Ihr habt euch aus Menschensicht zwar normal verhalten (der arme Hase - böser Killerhund) aber aus Hundesicht vollkommen falsch !
Hunde sind Raubtiere und was euer Hund gemacht hat, ist das normalste der Welt für einen Hund. Wenn er einen Hasen aufstöbert wird er ihn logischerweise jagen, töten und essen, so ist das nunmal bei Hunden.
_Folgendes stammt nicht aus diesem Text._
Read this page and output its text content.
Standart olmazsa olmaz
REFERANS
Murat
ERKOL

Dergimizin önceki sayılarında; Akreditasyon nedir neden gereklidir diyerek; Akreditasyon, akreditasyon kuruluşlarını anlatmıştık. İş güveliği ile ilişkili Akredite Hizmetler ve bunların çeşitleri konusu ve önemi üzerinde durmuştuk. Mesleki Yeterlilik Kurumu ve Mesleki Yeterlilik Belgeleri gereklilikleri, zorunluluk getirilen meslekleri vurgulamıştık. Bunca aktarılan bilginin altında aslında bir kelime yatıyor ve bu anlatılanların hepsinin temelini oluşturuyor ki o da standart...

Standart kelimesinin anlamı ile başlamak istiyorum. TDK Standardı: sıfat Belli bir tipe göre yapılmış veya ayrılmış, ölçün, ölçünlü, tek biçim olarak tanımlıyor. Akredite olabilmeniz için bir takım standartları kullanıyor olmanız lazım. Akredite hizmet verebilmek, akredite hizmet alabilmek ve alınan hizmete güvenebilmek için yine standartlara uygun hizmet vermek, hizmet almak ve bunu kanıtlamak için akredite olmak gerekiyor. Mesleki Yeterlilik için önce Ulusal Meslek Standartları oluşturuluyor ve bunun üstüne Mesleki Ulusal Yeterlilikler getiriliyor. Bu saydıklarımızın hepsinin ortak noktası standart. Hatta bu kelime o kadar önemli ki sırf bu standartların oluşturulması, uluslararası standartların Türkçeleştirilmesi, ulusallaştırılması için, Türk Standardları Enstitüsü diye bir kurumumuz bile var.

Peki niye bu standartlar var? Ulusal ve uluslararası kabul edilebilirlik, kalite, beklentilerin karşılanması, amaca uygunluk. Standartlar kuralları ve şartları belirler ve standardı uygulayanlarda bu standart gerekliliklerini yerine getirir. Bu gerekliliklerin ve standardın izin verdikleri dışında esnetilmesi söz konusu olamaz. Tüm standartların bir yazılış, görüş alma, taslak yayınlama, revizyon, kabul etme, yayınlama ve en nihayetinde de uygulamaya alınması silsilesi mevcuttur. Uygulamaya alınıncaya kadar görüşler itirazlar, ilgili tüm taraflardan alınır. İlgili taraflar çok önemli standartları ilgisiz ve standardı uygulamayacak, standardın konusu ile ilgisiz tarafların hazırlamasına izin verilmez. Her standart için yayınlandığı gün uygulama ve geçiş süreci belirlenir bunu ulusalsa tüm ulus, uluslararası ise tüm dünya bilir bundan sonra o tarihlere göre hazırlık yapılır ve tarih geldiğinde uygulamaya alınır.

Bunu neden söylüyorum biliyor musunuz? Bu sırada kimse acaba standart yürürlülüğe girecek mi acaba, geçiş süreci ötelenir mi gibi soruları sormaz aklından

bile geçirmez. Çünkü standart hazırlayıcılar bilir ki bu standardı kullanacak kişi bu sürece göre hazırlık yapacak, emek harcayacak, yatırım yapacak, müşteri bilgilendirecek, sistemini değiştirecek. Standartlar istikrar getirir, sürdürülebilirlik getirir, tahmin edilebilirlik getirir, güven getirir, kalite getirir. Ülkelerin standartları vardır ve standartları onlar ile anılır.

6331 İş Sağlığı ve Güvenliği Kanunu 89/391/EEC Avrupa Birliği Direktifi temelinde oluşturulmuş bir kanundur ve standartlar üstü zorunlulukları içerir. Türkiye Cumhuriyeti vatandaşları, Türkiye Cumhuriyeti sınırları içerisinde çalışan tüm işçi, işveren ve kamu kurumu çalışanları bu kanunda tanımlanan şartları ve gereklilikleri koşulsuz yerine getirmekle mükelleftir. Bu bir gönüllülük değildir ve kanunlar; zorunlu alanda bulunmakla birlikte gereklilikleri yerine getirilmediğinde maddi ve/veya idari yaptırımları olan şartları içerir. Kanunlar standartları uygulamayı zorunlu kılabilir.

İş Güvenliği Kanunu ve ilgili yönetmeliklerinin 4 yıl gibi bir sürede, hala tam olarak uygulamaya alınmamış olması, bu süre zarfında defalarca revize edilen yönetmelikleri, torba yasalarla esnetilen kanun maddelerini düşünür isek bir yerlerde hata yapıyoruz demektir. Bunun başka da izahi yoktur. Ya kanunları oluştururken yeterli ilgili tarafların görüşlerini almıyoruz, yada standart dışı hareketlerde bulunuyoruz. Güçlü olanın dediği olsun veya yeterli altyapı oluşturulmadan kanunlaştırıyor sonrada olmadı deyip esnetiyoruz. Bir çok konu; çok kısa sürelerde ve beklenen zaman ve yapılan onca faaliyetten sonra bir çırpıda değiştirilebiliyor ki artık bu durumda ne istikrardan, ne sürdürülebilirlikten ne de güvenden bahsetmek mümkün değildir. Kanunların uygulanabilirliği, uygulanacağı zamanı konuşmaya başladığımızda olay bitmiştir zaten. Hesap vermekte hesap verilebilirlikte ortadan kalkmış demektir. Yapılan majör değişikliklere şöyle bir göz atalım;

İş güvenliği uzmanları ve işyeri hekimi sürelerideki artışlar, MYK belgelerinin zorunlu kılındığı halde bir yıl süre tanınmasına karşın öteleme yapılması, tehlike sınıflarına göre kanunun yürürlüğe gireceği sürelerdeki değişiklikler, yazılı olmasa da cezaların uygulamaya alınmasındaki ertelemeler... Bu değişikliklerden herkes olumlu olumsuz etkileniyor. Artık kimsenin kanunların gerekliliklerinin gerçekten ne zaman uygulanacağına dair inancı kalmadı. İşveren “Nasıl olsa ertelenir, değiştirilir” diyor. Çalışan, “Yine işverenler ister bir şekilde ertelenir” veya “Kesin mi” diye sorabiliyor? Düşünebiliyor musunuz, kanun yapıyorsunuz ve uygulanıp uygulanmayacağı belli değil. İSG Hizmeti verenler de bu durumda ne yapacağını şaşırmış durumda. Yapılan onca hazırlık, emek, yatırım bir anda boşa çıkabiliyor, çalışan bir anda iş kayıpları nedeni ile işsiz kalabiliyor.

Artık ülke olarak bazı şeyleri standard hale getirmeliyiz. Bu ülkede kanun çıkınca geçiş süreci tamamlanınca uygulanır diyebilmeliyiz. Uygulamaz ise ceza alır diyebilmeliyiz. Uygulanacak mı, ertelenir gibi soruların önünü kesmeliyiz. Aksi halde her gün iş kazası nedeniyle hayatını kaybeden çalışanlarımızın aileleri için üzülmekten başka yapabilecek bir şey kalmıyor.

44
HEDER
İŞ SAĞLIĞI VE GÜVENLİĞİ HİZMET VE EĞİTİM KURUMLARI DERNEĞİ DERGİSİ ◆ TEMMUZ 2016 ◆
Der Hund hat genau das getan, was Hunde seit jahrmillionen machen. Dafür habt ihr ihn bestraft !? Wie soll der Hund das verstehen ? Für ihn war das hinterherziehen, schimpfen und ignorieren vollkommen unverständlich, er wird keine Ahnung haben warum. Aus seiner Sicht hat er nichts falsch gemacht und wurde ohne ersichtlichen Grund bestraft - mit anderen Worten, in seinen Augen seid ihr sehr tief in seiner Achtung gesunken und euer gegenseitiges Vertrauen nicht gerade verstärkt. Daß er "wie in Trance" hinterhertrottet ist klar, Frauchen ist sauer, warum auch immer, da halt ich lieber Abstand und lauf mit, sonst krieg ich nochmal einen drauf. Alles was danach folgte bringt er eh nicht mit dem Hasen in Zusammenhang (das Abendessen hätte ich allerdings auch gestrichen, satt war er ja

)
Warum habt ihr ihn mit dem Hasen überhaupt weiterlaufen lassen ?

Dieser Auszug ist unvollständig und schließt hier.